C’era una ragazza, di nome Hanna Renström, che la madre mandò via, in città, facendola salire sulla slitta di un commerciante. Hanna aveva diciassette anni. Per una serie di circostanze Hanna si trovò ad accettare un lavoro insperato: fare la cuoca a bordo di una nave in partenza per l’Australia. Navigavano da solo un mese quando Hanna si innamorò del nostromo Lundmark, un giovane gentile. Si sposarono. Pochi mesi dopo Hanna era vedova.
C’era una ragazza, di nome Hanna Lundmark Renström, che non riusciva più a vivere sulla nave dove vedeva ovunque l’immagine dell’uomo che aveva amato. Scese a terra quando la nave era nel porto di Lourenço Marques, nella colonia portoghese del Mozambico. Prese una stanza in un albergo. Stette molto male. Quando guarì si rese conto che l’albergo era in realtà un bordello, il luogo dove i bianchi compravano sesso con donne nere.
C’era una ragazza che veniva dal Nord, Hanna Lundmark Renström, che finì per accettare la domanda di matrimonio del proprietario dell’albergo, diventò Hanna Vaz, non consumò mai il matrimonio, restò vedova una seconda volta. Ma aveva ereditato l’albergo e avrebbe dovuto gestire lei la squadra di puttane nere. Era il 1904.

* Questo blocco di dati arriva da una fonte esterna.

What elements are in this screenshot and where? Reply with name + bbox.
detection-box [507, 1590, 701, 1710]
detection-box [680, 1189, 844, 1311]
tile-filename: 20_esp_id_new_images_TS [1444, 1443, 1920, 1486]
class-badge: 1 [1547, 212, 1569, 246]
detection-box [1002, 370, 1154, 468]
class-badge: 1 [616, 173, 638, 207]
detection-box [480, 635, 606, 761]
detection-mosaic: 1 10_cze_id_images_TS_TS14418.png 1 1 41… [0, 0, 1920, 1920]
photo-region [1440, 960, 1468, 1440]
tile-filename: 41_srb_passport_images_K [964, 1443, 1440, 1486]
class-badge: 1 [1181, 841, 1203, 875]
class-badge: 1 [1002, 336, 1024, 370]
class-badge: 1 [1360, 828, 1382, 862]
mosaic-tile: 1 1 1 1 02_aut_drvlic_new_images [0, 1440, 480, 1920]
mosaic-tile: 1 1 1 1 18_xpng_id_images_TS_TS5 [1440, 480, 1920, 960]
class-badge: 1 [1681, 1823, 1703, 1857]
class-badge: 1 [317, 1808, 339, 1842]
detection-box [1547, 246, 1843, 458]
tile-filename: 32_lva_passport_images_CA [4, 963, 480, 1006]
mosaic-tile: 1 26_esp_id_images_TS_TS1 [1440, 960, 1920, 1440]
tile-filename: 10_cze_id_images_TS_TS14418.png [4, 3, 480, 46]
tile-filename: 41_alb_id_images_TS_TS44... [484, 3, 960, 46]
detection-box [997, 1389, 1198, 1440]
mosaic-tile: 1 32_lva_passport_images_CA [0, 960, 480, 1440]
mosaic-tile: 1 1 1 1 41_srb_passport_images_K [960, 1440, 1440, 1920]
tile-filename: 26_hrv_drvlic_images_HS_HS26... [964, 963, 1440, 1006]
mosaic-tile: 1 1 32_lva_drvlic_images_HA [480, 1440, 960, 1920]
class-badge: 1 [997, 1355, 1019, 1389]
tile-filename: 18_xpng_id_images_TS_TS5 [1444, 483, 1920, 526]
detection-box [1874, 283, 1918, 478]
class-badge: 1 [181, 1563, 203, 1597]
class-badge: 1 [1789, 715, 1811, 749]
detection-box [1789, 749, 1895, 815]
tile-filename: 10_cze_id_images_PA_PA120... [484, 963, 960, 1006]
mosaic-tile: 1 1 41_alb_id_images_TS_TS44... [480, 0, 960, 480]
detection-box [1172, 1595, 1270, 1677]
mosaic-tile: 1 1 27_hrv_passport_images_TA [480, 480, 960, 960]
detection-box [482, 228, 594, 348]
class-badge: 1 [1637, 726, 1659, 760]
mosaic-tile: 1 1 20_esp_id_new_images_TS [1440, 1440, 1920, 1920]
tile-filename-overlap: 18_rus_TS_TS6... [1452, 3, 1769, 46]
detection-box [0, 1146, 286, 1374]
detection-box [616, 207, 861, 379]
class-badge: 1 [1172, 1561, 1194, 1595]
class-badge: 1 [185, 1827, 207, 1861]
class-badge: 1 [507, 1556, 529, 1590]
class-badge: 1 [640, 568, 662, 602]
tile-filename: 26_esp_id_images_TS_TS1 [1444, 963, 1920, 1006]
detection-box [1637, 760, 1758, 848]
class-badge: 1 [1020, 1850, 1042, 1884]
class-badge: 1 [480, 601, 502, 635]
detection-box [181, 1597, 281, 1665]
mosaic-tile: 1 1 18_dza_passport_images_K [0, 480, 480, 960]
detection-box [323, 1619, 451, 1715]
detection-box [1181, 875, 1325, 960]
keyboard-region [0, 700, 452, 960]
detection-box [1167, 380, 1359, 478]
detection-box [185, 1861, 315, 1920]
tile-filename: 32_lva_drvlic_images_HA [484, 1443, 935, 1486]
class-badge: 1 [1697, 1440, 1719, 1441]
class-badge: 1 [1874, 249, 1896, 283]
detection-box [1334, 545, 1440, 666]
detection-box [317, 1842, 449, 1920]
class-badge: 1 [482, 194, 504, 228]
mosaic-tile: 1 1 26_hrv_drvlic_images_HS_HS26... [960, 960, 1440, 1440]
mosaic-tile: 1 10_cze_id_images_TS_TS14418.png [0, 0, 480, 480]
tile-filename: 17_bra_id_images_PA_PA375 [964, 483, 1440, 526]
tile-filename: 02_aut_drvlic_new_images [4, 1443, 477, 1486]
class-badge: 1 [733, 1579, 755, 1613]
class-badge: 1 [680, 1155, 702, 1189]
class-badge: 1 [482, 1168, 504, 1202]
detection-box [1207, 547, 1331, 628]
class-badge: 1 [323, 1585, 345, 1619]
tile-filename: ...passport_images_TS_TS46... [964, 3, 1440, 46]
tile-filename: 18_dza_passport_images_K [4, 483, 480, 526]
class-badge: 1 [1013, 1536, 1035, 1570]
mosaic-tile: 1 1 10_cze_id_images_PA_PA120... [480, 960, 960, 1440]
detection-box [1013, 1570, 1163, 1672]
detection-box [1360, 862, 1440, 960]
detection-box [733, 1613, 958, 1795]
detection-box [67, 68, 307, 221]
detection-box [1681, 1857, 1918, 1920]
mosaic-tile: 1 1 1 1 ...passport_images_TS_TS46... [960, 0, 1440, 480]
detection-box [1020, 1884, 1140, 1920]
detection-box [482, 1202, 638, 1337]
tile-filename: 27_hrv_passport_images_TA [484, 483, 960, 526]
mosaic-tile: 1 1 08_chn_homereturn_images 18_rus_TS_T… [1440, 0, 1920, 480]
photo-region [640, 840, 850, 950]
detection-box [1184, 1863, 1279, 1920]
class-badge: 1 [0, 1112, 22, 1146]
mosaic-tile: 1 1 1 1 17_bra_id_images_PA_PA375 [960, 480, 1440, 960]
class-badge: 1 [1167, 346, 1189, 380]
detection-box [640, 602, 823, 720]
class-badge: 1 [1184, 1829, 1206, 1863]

Il romanzo Ricordi di un angelo sporco di Henning Mankell è la storia di questa donna. Una storia che parte da una verità - ci dice lo stesso Mankell. Gli archivi di Maputo, un tempo Lourenço Marques, riportano di una svedese che, agli inizi del ‘900, era stata tenutaria di un bordello. Poi la donna era improvvisamente scomparsa. Su questo spunto reale l’immaginazione di un grande scrittore costruisce la vita di un personaggio che non si dimentica.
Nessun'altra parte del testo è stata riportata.